Betty poses as Cleopatra, about to dissolve a priceless pearl in a glass of wine to impress Mark Anthony with her indifference to wealth.

Another of her lovers was William 4th Earl and 1st Duke of Cavendish.  Along with rebuilding parts of Chatsworth House, William is best remembered as one of the Immortal Seven nobleman who invited William of Orange and his wife Mary to reign in place of James II.  William receives a mention in some bawdy poetry of the day – sadly far too rude for repetition by this Good Gentlewoman.

The Ladies March written in 1681 records a procession of 23 Court ladies parading their wares and Lady Betty appears with another of her lovers, Francis Newport, second son of Francis Viscount Newport and his wife Diana Russell.

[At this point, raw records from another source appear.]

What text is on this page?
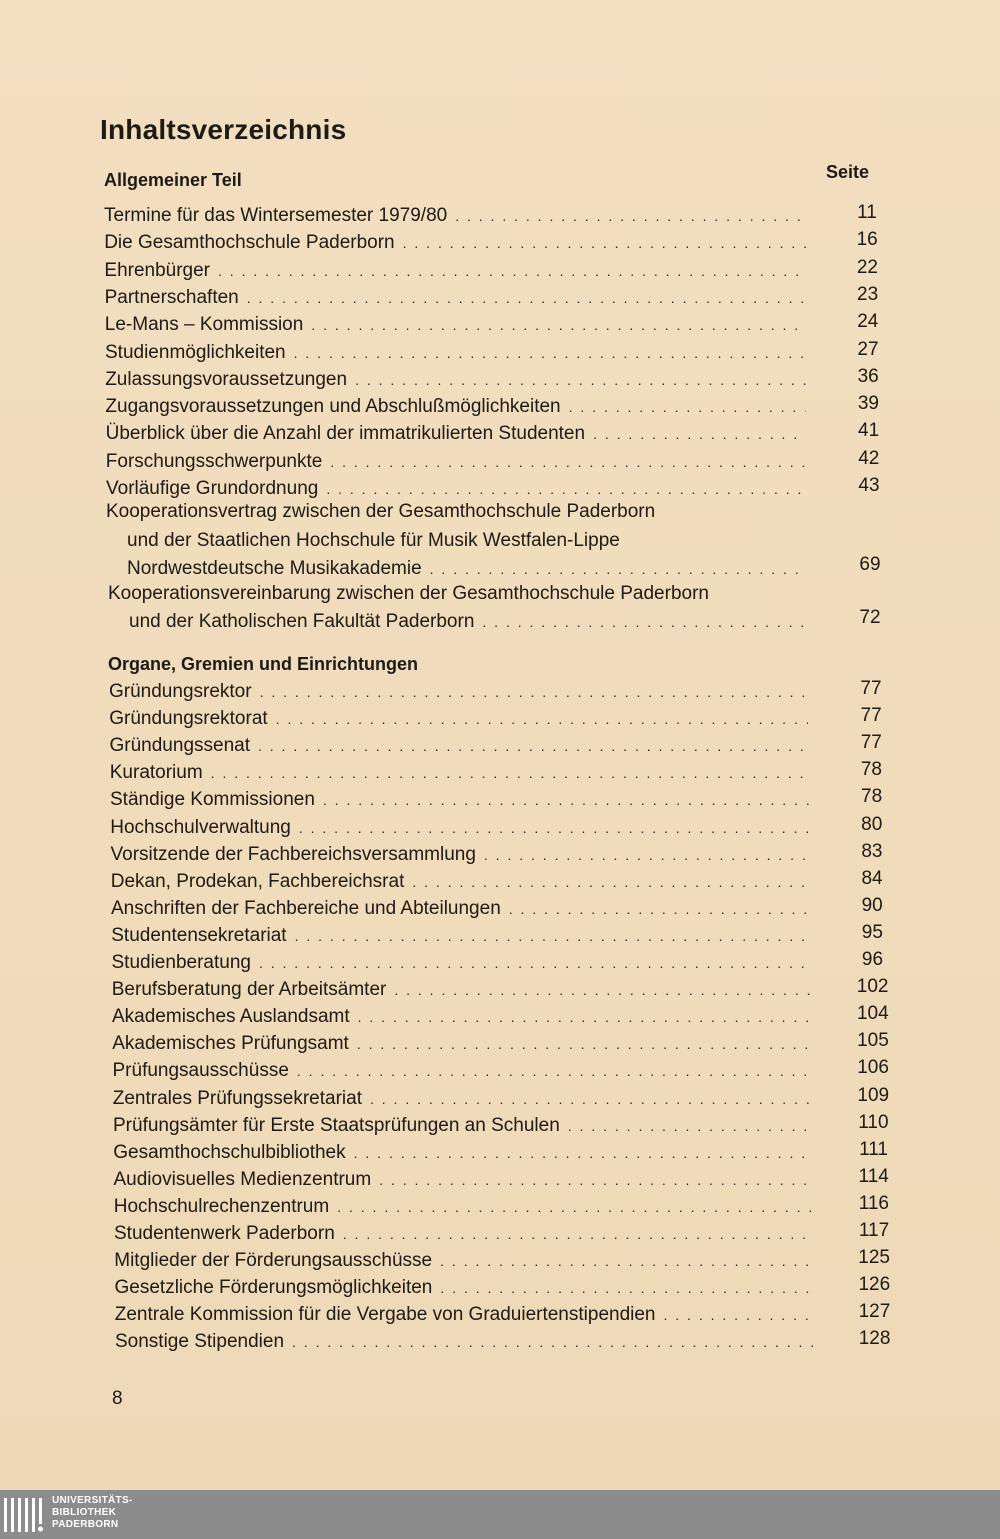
Inhaltsverzeichnis
Allgemeiner Teil	Seite
Termine für das Wintersemester 1979/80 . . .	11
Die Gesamthochschule Paderborn . . .	16
Ehrenbürger . . .	22
Partnerschaften . . .	23
Le-Mans – Kommission . . .	24
Studienmöglichkeiten . . .	27
Zulassungsvoraussetzungen . . .	36
Zugangsvoraussetzungen und Abschlußmöglichkeiten . . .	39
Überblick über die Anzahl der immatrikulierten Studenten . . .	41
Forschungsschwerpunkte . . .	42
Vorläufige Grundordnung . . .	43
Kooperationsvertrag zwischen der Gesamthochschule Paderborn
und der Staatlichen Hochschule für Musik Westfalen-Lippe
Nordwestdeutsche Musikakademie . . .	69
Kooperationsvereinbarung zwischen der Gesamthochschule Paderborn
und der Katholischen Fakultät Paderborn . . .	72
Organe, Gremien und Einrichtungen
Gründungsrektor . . .	77
Gründungsrektorat . . .	77
Gründungssenat . . .	77
Kuratorium . . .	78
Ständige Kommissionen . . .	78
Hochschulverwaltung . . .	80
Vorsitzende der Fachbereichsversammlung . . .	83
Dekan, Prodekan, Fachbereichsrat . . .	84
Anschriften der Fachbereiche und Abteilungen . . .	90
Studentensekretariat . . .	95
Studienberatung . . .	96
Berufsberatung der Arbeitsämter . . .	102
Akademisches Auslandsamt . . .	104
Akademisches Prüfungsamt . . .	105
Prüfungsausschüsse . . .	106
Zentrales Prüfungssekretariat . . .	109
Prüfungsämter für Erste Staatsprüfungen an Schulen . . .	110
Gesamthochschulbibliothek . . .	111
Audiovisuelles Medienzentrum . . .	114
Hochschulrechenzentrum . . .	116
Studentenwerk Paderborn . . .	117
Mitglieder der Förderungsausschüsse . . .	125
Gesetzliche Förderungsmöglichkeiten . . .	126
Zentrale Kommission für die Vergabe von Graduiertenstipendien . . .	127
Sonstige Stipendien . . .	128
8
UNIVERSITÄTS-
BIBLIOTHEK
PADERBORN
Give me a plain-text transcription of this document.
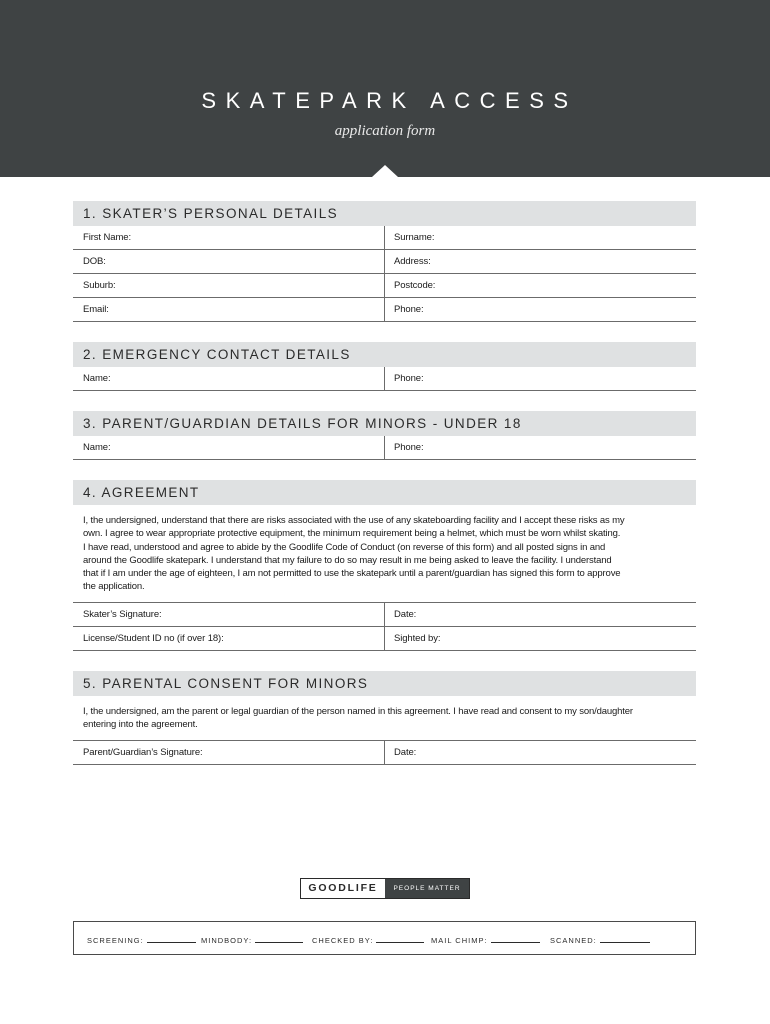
SKATEPARK ACCESS
application form
1. SKATER’S PERSONAL DETAILS
First Name:	Surname:
DOB:	Address:
Suburb:	Postcode:
Email:	Phone:
2. EMERGENCY CONTACT DETAILS
Name:	Phone:
3. PARENT/GUARDIAN DETAILS FOR MINORS - UNDER 18
Name:	Phone:
4. AGREEMENT
I, the undersigned, understand that there are risks associated with the use of any skateboarding facility and I accept these risks as my
own. I agree to wear appropriate protective equipment, the minimum requirement being a helmet, which must be worn whilst skating.
I have read, understood and agree to abide by the Goodlife Code of Conduct (on reverse of this form) and all posted signs in and
around the Goodlife skatepark. I understand that my failure to do so may result in me being asked to leave the facility. I understand
that if I am under the age of eighteen, I am not permitted to use the skatepark until a parent/guardian has signed this form to approve
the application.
Skater’s Signature:	Date:
License/Student ID no (if over 18):	Sighted by:
5. PARENTAL CONSENT FOR MINORS
I, the undersigned, am the parent or legal guardian of the person named in this agreement. I have read and consent to my son/daughter
entering into the agreement.
Parent/Guardian’s Signature:	Date:
GOODLIFE	PEOPLE MATTER
SCREENING:	MINDBODY:	CHECKED BY:	MAIL CHIMP:	SCANNED:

The next that followed in the rank

Was Betty Felton led by Frank,

Betty Felton lewd and pocky,

Lord have mercy on her jockey.

Betty also tried her hand at writing Ovidian poetry but apparently she wasn’t very good at it, according to another of her lovers, libertine poet John Wilmot, 2nd Earl of Rochester. Betty along with John Wilmot and Barbara Countess of Castlemaine were cousins, great grandchildren of Sir John St John and his wife Lucy Hungerford.

The lovely Betty died at the tragically young age of 25 ‘in a jealous apoplectic fit.’ Her grieving father had her body interred in the Howard vault at St Mary’s, Saffron Walden, where he joined her seven years later.